Haunted by his experiences in Vietnam, Bill Schmidt (James Woods) lives in an isolated farmhouse with his girlfriend, Martha (Patricia Joyce), their young son, and Martha’s tyrannical father, Harry Wayne (Patrick McVey). Harry is a hard-drinking writer who is proud of his previous military experiences and who is frustrated by Bill’s reluctance to talk about his time in Vietnam. Harry views Bill as being a wimp who lost a war that America should have won.
One wintry night, two visitors show up at the house. Mike (Steve Railsback) and Tony (Chico Martinez) served in Bill’s platoon. The three of them were once friends but then something happened in Vietnam that changed all that, something that Bill refuses to talk about. Harry is happy to welcome Mike and Tony into the household and he enjoys hearing their war stories. While the hapless Bill watches, Mike flirts with Martha. However, as the night continues, it becomes obvious that Mike and Tony aren’t paying an innocent visit on a friend.
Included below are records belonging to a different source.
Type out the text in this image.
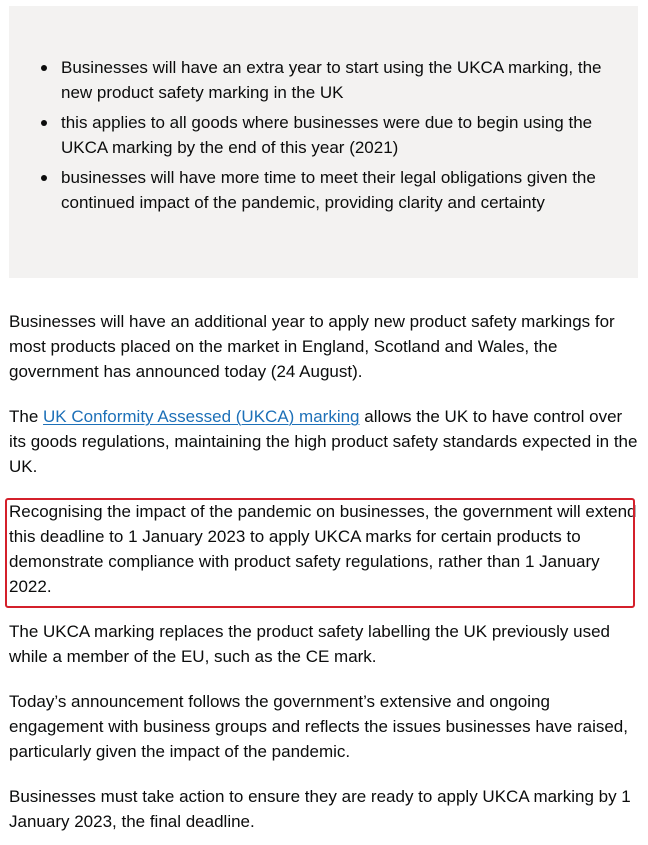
Businesses will have an extra year to start using the UKCA marking, the new product safety marking in the UK
this applies to all goods where businesses were due to begin using the UKCA marking by the end of this year (2021)
businesses will have more time to meet their legal obligations given the continued impact of the pandemic, providing clarity and certainty

Businesses will have an additional year to apply new product safety markings for most products placed on the market in England, Scotland and Wales, the government has announced today (24 August).

The UK Conformity Assessed (UKCA) marking allows the UK to have control over its goods regulations, maintaining the high product safety standards expected in the UK.

Recognising the impact of the pandemic on businesses, the government will extend this deadline to 1 January 2023 to apply UKCA marks for certain products to demonstrate compliance with product safety regulations, rather than 1 January 2022.

The UKCA marking replaces the product safety labelling the UK previously used while a member of the EU, such as the CE mark.

Today’s announcement follows the government’s extensive and ongoing engagement with business groups and reflects the issues businesses have raised, particularly given the impact of the pandemic.

Businesses must take action to ensure they are ready to apply UKCA marking by 1 January 2023, the final deadline.
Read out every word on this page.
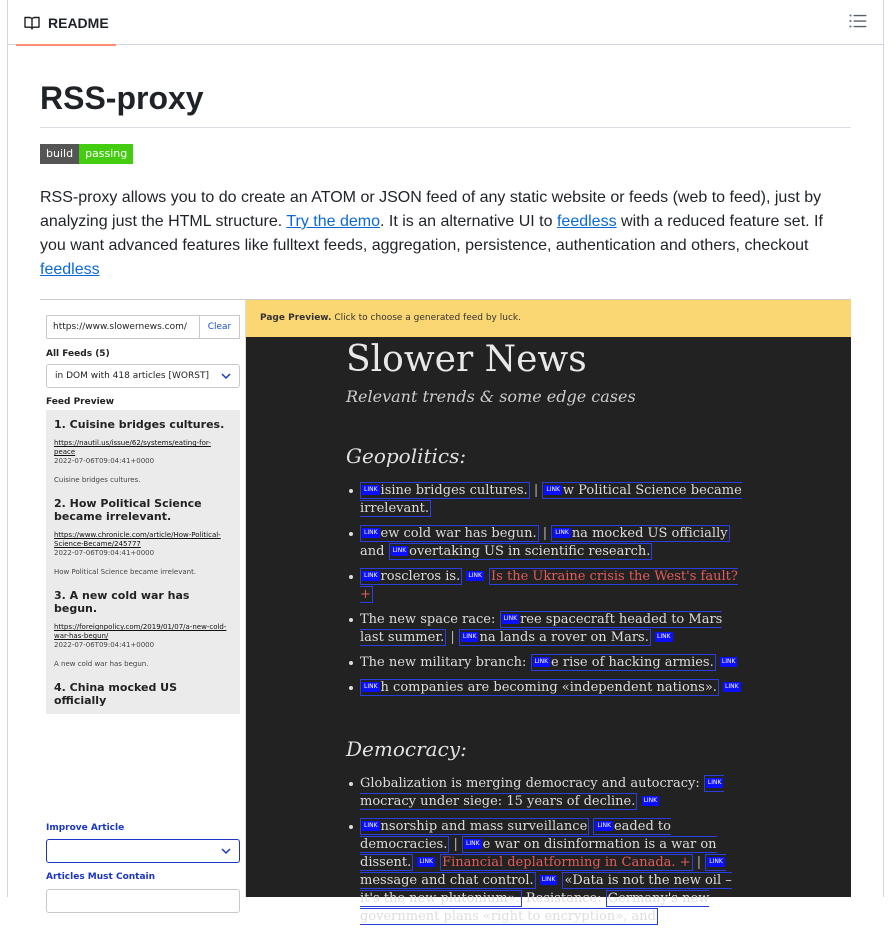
README
RSS-proxy
build	passing

RSS-proxy allows you to do create an ATOM or JSON feed of any static website or feeds (web to feed), just by analyzing just the HTML structure. Try the demo. It is an alternative UI to feedless with a reduced feature set. If you want advanced features like fulltext feeds, aggregation, persistence, authentication and others, checkout feedless

https://www.slowernews.com/	Clear
All Feeds (5)
in DOM with 418 articles [WORST]
Feed Preview
1. Cuisine bridges cultures.
https://nautil.us/issue/62/systems/eating-for-peace
2022-07-06T09:04:41+0000
Cuisine bridges cultures.
2. How Political Science became irrelevant.
https://www.chronicle.com/article/How-Political-Science-Became/245777
2022-07-06T09:04:41+0000
How Political Science became irrelevant.
3. A new cold war has begun.
https://foreignpolicy.com/2019/01/07/a-new-cold-war-has-begun/
2022-07-06T09:04:41+0000
A new cold war has begun.
4. China mocked US officially
Improve Article
Articles Must Contain
Page Preview. Click to choose a generated feed by luck.
Slower News
Relevant trends & some edge cases
Geopolitics:
LINK isine bridges cultures. | LINK w Political Science became irrelevant.
LINK ew cold war has begun. | LINK na mocked US officially and LINK overtaking US in scientific research.
LINK roscleros is. LINK Is the Ukraine crisis the West's fault? +
The new space race: LINK ree spacecraft headed to Mars last summer. | LINK na lands a rover on Mars. LINK
The new military branch: LINK e rise of hacking armies. LINK
LINK h companies are becoming «independent nations». LINK
Democracy:
Globalization is merging democracy and autocracy: LINKmocracy under siege: 15 years of decline. LINK
LINK nsorship and mass surveillance LINK eaded to democracies. | LINK e war on disinformation is a war on dissent. LINK Financial deplatforming in Canada. + | LINKmessage and chat control. LINK «Data is not the new oil – it's the new plutonium». Resistance: Germany's new government plans «right to encryption», and
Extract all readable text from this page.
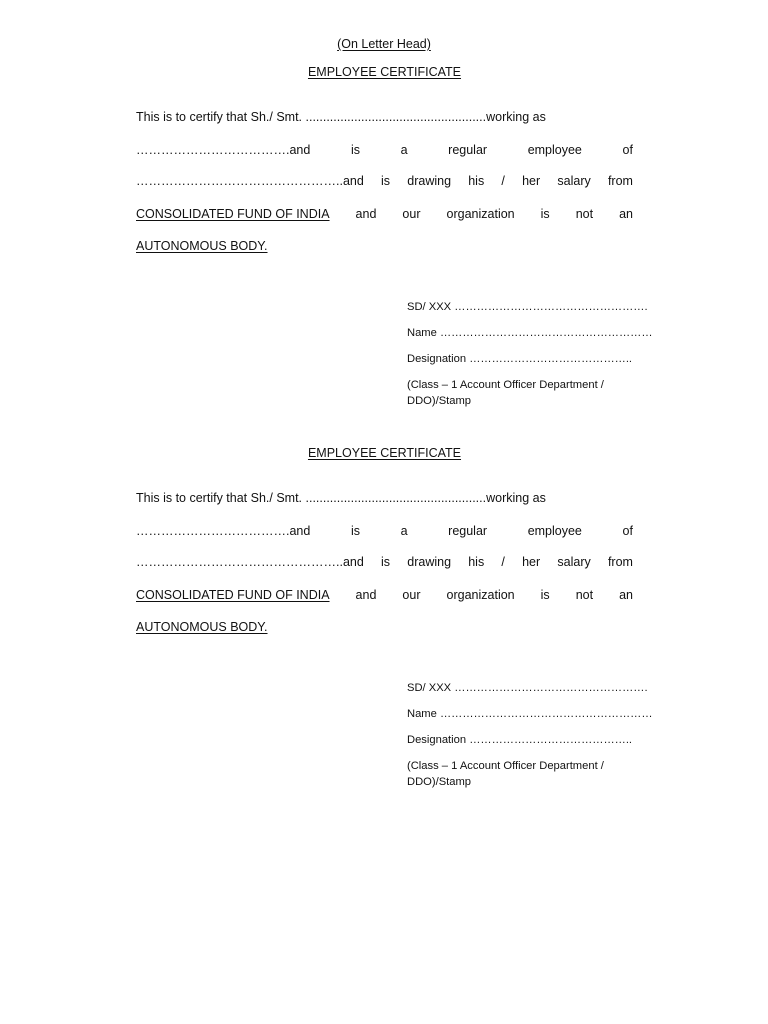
(On Letter Head)
EMPLOYEE CERTIFICATE
This is to certify that Sh./ Smt. ....................................................working as
……………………………….and	is	a	regular	employee	of
…………………………………………..and is drawing his / her salary from
CONSOLIDATED FUND OF INDIA and our organization is not an
AUTONOMOUS BODY.
SD/ XXX …………………………………………….
Name …………………………………………………
Designation ……………………………………..
(Class – 1 Account Officer Department / DDO)/Stamp
EMPLOYEE CERTIFICATE
This is to certify that Sh./ Smt. ....................................................working as
……………………………….and	is	a	regular	employee	of
…………………………………………..and is drawing his / her salary from
CONSOLIDATED FUND OF INDIA and our organization is not an
AUTONOMOUS BODY.
SD/ XXX …………………………………………….
Name …………………………………………………
Designation ……………………………………..
(Class – 1 Account Officer Department / DDO)/Stamp
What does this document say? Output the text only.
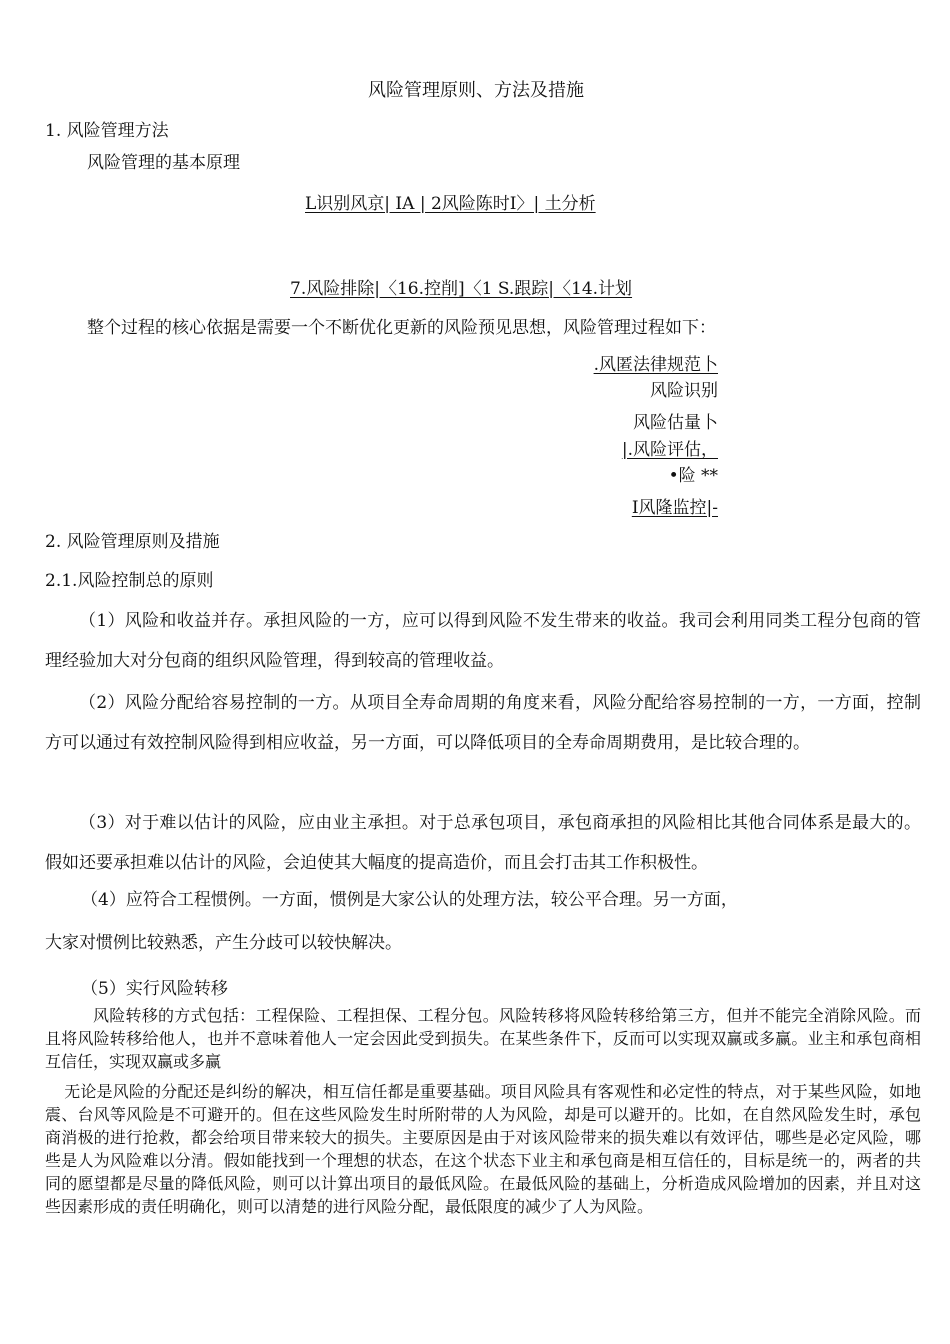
风险管理原则、方法及措施
1. 风险管理方法
风险管理的基本原理
L识别风京| IA | 2风险陈时I〉| 土分析
7.风险排除|〈16.控削]〈1 S.跟踪|〈14.计划
整个过程的核心依据是需要一个不断优化更新的风险预见思想，风险管理过程如下：
.风匿法律规范卜
风险识别
风险估量卜
|.风险评估，
•险 **
I风隆监控|-
2. 风险管理原则及措施
2.1.风险控制总的原则
（1）风险和收益并存。承担风险的一方，应可以得到风险不发生带来的收益。我司会利用同类工程分包商的管理经验加大对分包商的组织风险管理，得到较高的管理收益。
（2）风险分配给容易控制的一方。从项目全寿命周期的角度来看，风险分配给容易控制的一方，一方面，控制方可以通过有效控制风险得到相应收益，另一方面，可以降低项目的全寿命周期费用，是比较合理的。
（3）对于难以估计的风险，应由业主承担。对于总承包项目，承包商承担的风险相比其他合同体系是最大的。假如还要承担难以估计的风险，会迫使其大幅度的提高造价，而且会打击其工作积极性。
（4）应符合工程惯例。一方面，惯例是大家公认的处理方法，较公平合理。另一方面，
大家对惯例比较熟悉，产生分歧可以较快解决。
（5）实行风险转移
风险转移的方式包括：工程保险、工程担保、工程分包。风险转移将风险转移给第三方，但并不能完全消除风险。而且将风险转移给他人，也并不意味着他人一定会因此受到损失。在某些条件下，反而可以实现双赢或多赢。业主和承包商相互信任，实现双赢或多赢
无论是风险的分配还是纠纷的解决，相互信任都是重要基础。项目风险具有客观性和必定性的特点，对于某些风险，如地震、台风等风险是不可避开的。但在这些风险发生时所附带的人为风险，却是可以避开的。比如，在自然风险发生时，承包商消极的进行抢救，都会给项目带来较大的损失。主要原因是由于对该风险带来的损失难以有效评估，哪些是必定风险，哪些是人为风险难以分清。假如能找到一个理想的状态，在这个状态下业主和承包商是相互信任的，目标是统一的，两者的共同的愿望都是尽量的降低风险，则可以计算出项目的最低风险。在最低风险的基础上，分析造成风险增加的因素，并且对这些因素形成的责任明确化，则可以清楚的进行风险分配，最低限度的减少了人为风险。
Instead, they’re looking for revenge. Bill testified against Mike at a court-martial and, in the process, ruined both of their lives.
The idea of “bringing the war home” was a popular one in the late 60s and the early 70s. Radical groups like the Weathermen justified their terroristic actions by saying that they were forcing complacent Americans to face what every day was like in Vietnam. Books like David Morrell’s First Blood featured psychologically damaged vets waging war on an America that they felt had abandoned them while the new wave of counterculture filmmakers made films that were groundbreaking in their portrayal of death and violence. The Visitors, which features one traumatized vet being victimized by two other angry vets, was one of those films that was meant to bring the war home.
Directed by Elia Kazan and written by Kazan’s son, Chris, The Visitors is a simple film that sometimes seems more like a stage play than a movie. The script is talky and heavy-handed, the characters are thinly drawn, and the film’s portrayal of Martha comes close to being misogynistic. Chris Kazan’s script is openly critical of the United States’s role in the Vietnam War but Elia Kazan is more concerned with presenting Bill as a martyr. Elia was a former communist who infamously named names during the McCarthy era and, from On the Waterfront on, every film that he made was more or less an attempt to justify his actions. Like Waterfront‘s Terry Malloy. Bill loses everything because he testifies. Unlike Malloy, no one comes to Bill’s aid afterwards, which suggests Kazan’s bitterness only grew over the years following his testimony.
The Visitors is a lesser film in Kazan’s filmography but notably, it was the first film for both James Woods and Steve Railsback. Railsback plays Mike as a charismatic brute, giving a performance that owes more than a little to Marlon Brando’s performance as Stanley Kowalski in Kazan’s A Streetcar Named Desire. James Woods brings his nervous intensity to the role of Bill, making him a far more intelligent but no less victimized version of Brando’s Terry Malloy. Though The Visitors was Kazan’s second-to-last film, both Woods and Railsback would go on to emerge as two of the most interesting character actors in Hollywood.